Danny, Reesa, Zach et Logan ne se posent pas de questions inutiles. A tel point qu’en glissant les fichiers dans votre playlist, vous risquez l’étonnement, l’hébétude, l’interrogation. Quelle est donc cette musique qui finalement, ne supporte aucune étiquette, aucun label, aucune restriction ? Les musiciens eux-mêmes ont du mal à baliser le terrain, et se cachent derrière la pluralité la plus confortable. Un lapidaire mais énigmatique « Doom/sludge/jazz/power violence/spazz metal!! » accompagne leur bio sur leur page Facebook, et si d’aventure vous jugiez ça incongru, vous avez parfaitement raison. Dans les faits, et avec un peu de culture underground, CADAVERETTE pourrait être la petite dernière d’une fratrie composée de Mike PATTON, DILLINGER ESCAPE PLAN, John ZORN, NEUROSIS, CLOSET WITCH, les BIKINI KILL et MASTODON. Parrainée par UNSANE et Bill LASWELL, elle a grandi avec des certitudes, dont celle que la musique soit s’adapter à l’humeur, et rester sincère. C’est pour cette raison que ce second chapitre de sa courte vie détonne autant dans le paysage actuel. Pas vraiment Punk mais pas vraiment Hardcore non plus, certainement pas Sludge, encore mois Doom, mais Noisy as hell, déconstruite, épidermique, naturelle et disons-le, spontanée, mais terriblement réfléchie. Il faut avoir de l’audace pour se coller « White Walls » dans les oreilles, et encore plus pour imaginer des murs d’hôpital blancs comme un linceul, dernière étape d’un cheminement de souffrance qui ne va pas tarder à trouver une issue inéluctable. Et il faudrait avoir du culot pour en comprendre la structure, et l’affilier à un courant. Car il y a de l’Alternatif là-dedans, du SONIC YOUTH, du Punk indie des nineties, du Metal, évidemment, mais déformé, adapté, contrait à s’exprimer par une simple distorsion et des soli sincères, mais peaufinés. Il y a de la mélodie, mais elle est torturée, il y a un chant féminin, mais au-delà des genres, plus une émotion qu’un cri. Et pourtant des cris il y en a, de la wah-wah aussi, beaucoup de violence, de l’épaisseur, comme si les KITTIE avaient fait un stage en compagnie de Lydia LUNCH dans une aile psychiatrique. Bizarre ? Oui, mais tellement cru qu’on accepte la brutalité.

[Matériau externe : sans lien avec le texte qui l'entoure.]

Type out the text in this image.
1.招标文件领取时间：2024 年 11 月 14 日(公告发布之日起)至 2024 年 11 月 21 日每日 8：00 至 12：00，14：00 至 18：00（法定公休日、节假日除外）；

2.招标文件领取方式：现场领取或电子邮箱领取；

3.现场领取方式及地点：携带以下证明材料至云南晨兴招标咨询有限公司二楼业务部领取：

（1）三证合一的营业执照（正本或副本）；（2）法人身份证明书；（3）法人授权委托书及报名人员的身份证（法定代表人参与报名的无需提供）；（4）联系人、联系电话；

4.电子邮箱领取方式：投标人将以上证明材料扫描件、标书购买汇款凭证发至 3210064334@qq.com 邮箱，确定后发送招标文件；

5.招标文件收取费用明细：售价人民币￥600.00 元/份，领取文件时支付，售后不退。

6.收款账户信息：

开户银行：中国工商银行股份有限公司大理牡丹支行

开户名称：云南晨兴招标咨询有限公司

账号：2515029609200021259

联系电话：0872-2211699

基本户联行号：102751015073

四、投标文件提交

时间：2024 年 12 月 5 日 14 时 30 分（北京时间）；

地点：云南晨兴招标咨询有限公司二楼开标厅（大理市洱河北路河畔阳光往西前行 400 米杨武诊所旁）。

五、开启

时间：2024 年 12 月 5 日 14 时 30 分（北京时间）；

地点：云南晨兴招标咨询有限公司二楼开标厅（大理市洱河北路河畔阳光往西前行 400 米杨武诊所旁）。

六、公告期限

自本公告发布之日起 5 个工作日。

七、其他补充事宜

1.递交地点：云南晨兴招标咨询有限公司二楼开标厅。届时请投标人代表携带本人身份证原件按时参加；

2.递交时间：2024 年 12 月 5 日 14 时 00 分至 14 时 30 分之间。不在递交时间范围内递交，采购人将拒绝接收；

A Farewell to Earthly Existence n’est pas facile d’accès, mais la mort non plus. Il fallait trouver la bonne approche pour formaliser ce traumatisme, et les CADAVERETTE n’ont pas hésité. Ils ont adopté le bruit, embrassé le chaos, mais sont restés naturels. A ce titre, ne vous fiez pas à « Catcall » pour jauger du potentiel de l’œuvre. Ce morceau d’ouverture, le plus long, laisse planer un chant plaintif par-dessus un instrumental digne des intros de NEUROSIS. On pourrait penser faussement à CHELSEA WOLFE, mais la piste n’est pas la bonne, car les racines des américains sont plus anciennes. Le son trop analogique nous renvoie aux années 80 Hardcore, les cris soudains au Post-Hardcore underground, et la moiteur ambiante aux SWANS des débuts. C’est lourd, éprouvant, mais pas Sludge pour autant, juste vrai, authentique, et flippant. « Kali », beaucoup plus chaotique, prépare à l’enfer à venir. A la limite du Mathcore mais sans la vulgarité de la précision mathématique, ce morceau est sans conteste l’un des plus immédiats de l’ensemble, comme un hurlement qui s’échappe enfin des poumons après des semaines de frustration. Basse jazzy, stridences, dissonances, et toujours ce chant qui joue son rôle qui n’en est pas un. Cette chanteuse ne fait pas semblant et colle la chair de poule, elle s’adapte si bien à la bande instrumentale que l’ensemble prend des proportions gigantesques sur le terrifiant « Bleed Silence », sorte de Free Hardcore glaçant aux chœurs intrusifs. La rythmique, hautement instable et changeante oblige les guitares à sortir leurs tripes de cordes, avant que « Last Breath » ne nous assomme de sa discordance. Les plans, au lieu de se démultiplier comme auparavant, se répercutent, se répètent, dans un mantra/traumatisme qui illustre bien ce dernier combat. La respiration devient irrégulière, puis ralentit, puis s’arrête.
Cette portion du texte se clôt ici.